Peroxisomes (red) and mitochondria (green) in Ustilago maydis.
Credit: Martin Schuster.

New model gives scientists insight into cells’ fat-metabolisers

Recent research from the University of Exeter has demonstrated that Ustilago maydis, a fungal pathogen, can act as an excellent model to study the interplay of the fat-metabolising organelles of mammalian cells.

The organelles in question are mitochondria – generators of chemical energy – and peroxisomes. Peroxisomes have a variety of functions, which include making and metabolising cellular fats; these fats are an essential component of the cell membrane surrounding every cell, and protect the nerves.

Resultantly, peroxisomal dysfunctions are linked to severe medical conditions affecting the nervous system and in metabolic diseases, such as X-linked adrenoleukodystrophy, a progressive disorder affecting the central nervous system of 1 in every 17,000 newborns.

In a study published in Biochimica et Biophysica Acta, the authors - including Professor Gero Steinberg and Dr. Michael Schrader - found that U. maydis uses both peroxisomal and mitochondrial enzymes together to break down fats; this was previously only seen in animal cells (including human cells), and shown not to be the case in baker’s yeast or plants, which only use peroxisomes for fatty acid breakdown by β-oxidation. 

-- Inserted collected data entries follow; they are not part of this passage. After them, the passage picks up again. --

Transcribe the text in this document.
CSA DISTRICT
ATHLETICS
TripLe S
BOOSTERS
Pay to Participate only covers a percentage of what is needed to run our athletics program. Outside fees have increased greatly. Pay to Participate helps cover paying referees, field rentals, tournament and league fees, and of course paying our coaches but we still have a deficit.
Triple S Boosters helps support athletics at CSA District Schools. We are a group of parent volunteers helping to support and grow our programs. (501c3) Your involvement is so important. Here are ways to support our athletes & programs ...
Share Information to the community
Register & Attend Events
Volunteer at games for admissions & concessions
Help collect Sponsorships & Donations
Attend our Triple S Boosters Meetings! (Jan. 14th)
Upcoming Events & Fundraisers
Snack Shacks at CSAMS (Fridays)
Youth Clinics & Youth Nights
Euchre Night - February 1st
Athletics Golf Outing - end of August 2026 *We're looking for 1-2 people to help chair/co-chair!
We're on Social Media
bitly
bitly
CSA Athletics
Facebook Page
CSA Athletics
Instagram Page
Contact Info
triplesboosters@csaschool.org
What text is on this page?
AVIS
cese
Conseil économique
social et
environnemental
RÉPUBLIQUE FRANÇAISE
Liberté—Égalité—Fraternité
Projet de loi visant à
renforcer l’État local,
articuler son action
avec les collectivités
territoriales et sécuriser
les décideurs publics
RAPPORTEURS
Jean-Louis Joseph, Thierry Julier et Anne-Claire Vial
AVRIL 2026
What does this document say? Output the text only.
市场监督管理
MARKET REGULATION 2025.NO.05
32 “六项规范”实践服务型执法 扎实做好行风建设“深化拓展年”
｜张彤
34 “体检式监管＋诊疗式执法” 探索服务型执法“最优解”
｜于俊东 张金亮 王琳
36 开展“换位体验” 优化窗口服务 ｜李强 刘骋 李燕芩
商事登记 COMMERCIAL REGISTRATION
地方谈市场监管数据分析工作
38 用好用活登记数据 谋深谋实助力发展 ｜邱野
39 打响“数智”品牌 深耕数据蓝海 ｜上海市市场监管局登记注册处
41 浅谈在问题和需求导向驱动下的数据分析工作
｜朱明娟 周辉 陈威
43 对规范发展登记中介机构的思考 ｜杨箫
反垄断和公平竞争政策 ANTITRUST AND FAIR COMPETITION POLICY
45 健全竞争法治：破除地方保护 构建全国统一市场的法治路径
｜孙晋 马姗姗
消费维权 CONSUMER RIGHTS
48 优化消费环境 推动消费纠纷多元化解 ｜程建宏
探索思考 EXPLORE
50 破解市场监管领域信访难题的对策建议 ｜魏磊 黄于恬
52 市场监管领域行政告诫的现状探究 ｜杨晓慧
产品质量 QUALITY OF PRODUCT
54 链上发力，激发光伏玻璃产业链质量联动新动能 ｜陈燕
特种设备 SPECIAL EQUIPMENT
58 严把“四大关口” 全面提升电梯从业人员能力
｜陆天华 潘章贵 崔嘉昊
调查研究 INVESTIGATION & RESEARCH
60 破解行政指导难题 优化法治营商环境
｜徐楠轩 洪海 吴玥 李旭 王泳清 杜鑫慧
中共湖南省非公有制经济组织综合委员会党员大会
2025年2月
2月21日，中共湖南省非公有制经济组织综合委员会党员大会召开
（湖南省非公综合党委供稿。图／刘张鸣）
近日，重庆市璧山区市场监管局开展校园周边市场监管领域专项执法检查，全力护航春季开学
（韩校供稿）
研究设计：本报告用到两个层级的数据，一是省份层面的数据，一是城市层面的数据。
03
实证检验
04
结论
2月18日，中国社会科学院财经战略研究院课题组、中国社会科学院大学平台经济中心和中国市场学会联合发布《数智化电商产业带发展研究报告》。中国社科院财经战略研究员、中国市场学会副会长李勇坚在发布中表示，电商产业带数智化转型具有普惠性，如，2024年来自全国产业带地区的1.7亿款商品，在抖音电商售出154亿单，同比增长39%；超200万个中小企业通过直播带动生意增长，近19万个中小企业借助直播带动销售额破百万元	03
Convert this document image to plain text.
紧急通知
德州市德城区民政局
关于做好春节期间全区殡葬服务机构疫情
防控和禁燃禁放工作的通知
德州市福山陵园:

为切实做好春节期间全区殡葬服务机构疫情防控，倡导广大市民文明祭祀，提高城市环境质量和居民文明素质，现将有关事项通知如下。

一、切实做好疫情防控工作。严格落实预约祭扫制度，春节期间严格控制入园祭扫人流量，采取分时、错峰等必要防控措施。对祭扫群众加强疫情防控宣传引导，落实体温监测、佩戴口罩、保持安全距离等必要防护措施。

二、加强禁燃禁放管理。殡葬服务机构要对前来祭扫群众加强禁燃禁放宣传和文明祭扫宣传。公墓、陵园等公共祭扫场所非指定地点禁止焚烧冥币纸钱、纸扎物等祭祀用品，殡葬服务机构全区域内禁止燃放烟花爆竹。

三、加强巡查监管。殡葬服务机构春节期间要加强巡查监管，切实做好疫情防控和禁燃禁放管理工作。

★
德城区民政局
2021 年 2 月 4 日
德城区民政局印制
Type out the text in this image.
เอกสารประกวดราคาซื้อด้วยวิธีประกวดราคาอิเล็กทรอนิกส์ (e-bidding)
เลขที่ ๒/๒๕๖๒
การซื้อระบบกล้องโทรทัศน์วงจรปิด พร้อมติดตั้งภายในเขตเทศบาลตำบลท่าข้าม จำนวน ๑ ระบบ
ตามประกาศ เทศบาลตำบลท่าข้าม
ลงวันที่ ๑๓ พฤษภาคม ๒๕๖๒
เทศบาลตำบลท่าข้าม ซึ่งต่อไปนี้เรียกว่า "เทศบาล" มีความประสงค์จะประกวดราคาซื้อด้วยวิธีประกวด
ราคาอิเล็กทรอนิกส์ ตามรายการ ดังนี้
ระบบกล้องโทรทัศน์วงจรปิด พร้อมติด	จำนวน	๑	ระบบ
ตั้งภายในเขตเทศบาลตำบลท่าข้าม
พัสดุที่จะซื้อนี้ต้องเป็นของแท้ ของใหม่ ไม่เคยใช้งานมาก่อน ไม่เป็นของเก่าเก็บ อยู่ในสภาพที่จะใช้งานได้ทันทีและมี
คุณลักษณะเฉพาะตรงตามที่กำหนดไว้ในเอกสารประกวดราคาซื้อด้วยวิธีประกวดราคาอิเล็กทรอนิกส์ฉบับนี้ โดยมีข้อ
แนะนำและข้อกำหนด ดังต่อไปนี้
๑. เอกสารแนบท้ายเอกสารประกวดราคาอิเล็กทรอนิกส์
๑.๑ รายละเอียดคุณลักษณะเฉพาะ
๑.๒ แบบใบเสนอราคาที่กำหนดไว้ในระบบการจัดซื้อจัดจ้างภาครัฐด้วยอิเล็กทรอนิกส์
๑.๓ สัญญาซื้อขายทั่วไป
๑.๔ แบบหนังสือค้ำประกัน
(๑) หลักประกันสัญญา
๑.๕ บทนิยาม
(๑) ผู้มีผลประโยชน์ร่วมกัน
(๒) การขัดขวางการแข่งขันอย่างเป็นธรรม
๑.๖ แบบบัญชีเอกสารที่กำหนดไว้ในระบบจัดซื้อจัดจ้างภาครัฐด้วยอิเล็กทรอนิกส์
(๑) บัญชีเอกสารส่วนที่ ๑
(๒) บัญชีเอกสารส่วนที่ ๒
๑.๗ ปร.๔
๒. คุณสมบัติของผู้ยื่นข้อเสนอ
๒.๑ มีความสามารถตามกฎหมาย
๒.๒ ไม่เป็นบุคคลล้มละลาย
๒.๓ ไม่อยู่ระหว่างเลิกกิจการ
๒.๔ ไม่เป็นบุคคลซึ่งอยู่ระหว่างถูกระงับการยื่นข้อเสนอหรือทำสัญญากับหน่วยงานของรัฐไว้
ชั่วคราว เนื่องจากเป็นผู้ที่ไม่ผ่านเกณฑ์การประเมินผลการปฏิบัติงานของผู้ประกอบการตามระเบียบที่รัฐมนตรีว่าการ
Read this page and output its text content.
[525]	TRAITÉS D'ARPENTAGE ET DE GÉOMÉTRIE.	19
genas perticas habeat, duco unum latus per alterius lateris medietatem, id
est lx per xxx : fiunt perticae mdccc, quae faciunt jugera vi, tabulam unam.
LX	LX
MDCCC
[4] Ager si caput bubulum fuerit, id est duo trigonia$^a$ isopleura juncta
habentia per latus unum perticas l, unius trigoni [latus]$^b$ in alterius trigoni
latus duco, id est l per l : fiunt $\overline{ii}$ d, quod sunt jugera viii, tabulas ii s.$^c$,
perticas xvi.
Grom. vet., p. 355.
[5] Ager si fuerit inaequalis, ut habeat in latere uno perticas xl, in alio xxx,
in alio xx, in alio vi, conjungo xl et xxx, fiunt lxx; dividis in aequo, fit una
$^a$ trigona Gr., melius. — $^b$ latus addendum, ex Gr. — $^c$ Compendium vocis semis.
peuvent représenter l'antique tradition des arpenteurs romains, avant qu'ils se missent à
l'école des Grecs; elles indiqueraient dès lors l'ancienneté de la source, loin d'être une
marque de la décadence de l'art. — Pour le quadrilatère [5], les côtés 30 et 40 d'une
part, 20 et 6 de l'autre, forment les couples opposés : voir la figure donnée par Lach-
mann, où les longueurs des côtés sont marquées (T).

This collaborative approach combined study of mammalian cells, and use of fungi with mutations to prevent peroxisomes forming, in order to reveal which fatty acid chains were broken down by the mitochondria, and which by peroxisomes. In establishing that U. maydis uses a complex and complete inventory of enzymes resembling that of animals, the authors validated this as a suitable model for studying the interplay between mitochondria and peroxisomes.

“As they both regulate cellular lipid metabolism, ROS (reactive oxygen species) homeostasis and even anti-viral defence, their cooperative role in cellular signalling has important implications for viral combat, cellular ageing, and age-related disorders such as neurodegeneration and diabetes,” commented Dr. Schrader on the importance of this research.

Mitochondria and peroxisomes use separate, specific enzymes to break down fatty acid chains of particular lengths, but this paper also showed that typically “mitochondrial” enzymes actually also function at peroxisomes in fungi, and in mammals. The authors suggest that these enzymes may work together to regulate release of hydrogen peroxide into the cells, which has important signalling functions.

Being able to utilise fungal systems, such as U. maydis, is useful in understanding the fundamentals of cell biology; they rapidly multiply, we can easily alter their genetics, and they use many of the same proteins and processes as mammalian cells, as supported by this work.